F1 e Netflix: o equilíbrio de interesses em Drive to Survive

A F1 confirmou que a série ‘Drive to Survive’ terá duas novas temporadas. Com audiência e críticas em alta, qual caminho seguir?

5 mai 2022 - 20h02
F1 confirmou mais duas temporadas de 'Drive to Survive'
F1 confirmou mais duas temporadas de 'Drive to Survive'
Foto: F1 / Divulgação

A Liberty Media assumiu a gestão comercial da Fórmula 1 em 2017 com uma missão clara: revigorar a imagem da categoria e ampliar o público consumidor, especialmente entre os mais jovens. Seria necessário dar um cavalo de pau na estratégia da gestão Bernie Ecclestone, que deu muito certo por um tempo, mas começava a cheirar naftalina nos anos 2010. O foco ainda era quase exclusivo em contratos TV e na manutenção de um público endinheirado, masculino e cada vez mais velho, desprezando deliberadamente a expansão do alcance para novas personas.

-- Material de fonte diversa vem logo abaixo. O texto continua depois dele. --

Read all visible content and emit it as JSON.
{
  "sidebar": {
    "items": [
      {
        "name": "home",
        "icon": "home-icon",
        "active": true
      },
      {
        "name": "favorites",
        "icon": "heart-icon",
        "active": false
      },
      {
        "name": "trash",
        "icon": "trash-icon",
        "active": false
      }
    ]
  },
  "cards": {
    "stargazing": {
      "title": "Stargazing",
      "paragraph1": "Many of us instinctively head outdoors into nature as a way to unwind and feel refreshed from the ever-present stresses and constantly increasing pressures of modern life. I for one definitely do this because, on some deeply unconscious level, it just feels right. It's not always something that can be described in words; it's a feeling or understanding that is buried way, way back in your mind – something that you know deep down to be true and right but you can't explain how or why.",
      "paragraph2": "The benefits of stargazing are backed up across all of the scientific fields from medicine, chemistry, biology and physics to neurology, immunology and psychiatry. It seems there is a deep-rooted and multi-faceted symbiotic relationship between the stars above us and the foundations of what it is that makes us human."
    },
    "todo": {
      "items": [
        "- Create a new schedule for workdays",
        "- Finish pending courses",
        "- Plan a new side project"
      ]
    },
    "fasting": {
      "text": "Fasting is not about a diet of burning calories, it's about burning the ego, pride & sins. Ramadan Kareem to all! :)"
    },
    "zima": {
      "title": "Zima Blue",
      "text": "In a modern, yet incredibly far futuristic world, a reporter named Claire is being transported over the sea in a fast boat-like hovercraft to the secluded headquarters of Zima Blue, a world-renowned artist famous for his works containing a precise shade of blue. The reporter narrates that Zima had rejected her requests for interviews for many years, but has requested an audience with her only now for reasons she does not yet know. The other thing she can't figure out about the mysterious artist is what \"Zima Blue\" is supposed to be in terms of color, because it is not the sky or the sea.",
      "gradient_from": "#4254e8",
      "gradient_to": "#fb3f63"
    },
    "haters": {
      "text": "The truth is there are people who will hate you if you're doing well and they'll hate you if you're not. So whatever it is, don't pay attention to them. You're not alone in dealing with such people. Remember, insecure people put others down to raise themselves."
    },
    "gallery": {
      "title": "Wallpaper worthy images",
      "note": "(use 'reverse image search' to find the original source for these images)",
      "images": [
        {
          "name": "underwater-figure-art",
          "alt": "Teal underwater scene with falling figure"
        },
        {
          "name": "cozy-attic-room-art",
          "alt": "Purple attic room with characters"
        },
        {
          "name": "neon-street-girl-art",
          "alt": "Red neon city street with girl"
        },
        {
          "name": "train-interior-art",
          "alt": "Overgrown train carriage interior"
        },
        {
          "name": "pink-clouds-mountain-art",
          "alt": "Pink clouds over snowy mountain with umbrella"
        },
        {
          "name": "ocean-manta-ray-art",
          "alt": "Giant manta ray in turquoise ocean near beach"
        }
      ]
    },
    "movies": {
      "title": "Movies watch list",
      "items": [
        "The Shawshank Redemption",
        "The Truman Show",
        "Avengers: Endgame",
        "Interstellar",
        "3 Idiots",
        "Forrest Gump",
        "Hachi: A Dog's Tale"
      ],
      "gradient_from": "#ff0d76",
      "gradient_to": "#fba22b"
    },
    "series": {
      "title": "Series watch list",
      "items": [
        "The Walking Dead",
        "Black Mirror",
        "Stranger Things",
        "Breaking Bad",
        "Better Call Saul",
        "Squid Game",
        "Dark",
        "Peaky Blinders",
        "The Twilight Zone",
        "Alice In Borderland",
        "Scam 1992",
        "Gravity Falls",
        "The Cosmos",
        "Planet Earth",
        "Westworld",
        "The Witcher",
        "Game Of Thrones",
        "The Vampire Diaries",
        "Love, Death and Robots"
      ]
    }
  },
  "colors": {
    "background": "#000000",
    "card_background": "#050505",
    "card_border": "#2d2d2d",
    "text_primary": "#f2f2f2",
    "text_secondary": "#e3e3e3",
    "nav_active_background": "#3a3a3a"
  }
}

O trabalho até aqui tem sido árduo e, pode-se dizer com alguma segurança, bem feito. A F1 finalmente entrou com força no mundo digital. As redes sociais passaram a ser exploradas de forma inteligente. O YouTube, antes visto como inimigo, passou a ser um aliado - a própria F1 desenvolveu um canal repleto de conteúdos interessantes sobre o passado e o presente da categoria. Tal conteúdo também ficou disponível na F1TV, um sistema de streaming por assinatura que ganha cada vez mais força e diminui a dependência dos contratos de televisão para transmissão e promoção dos eventos.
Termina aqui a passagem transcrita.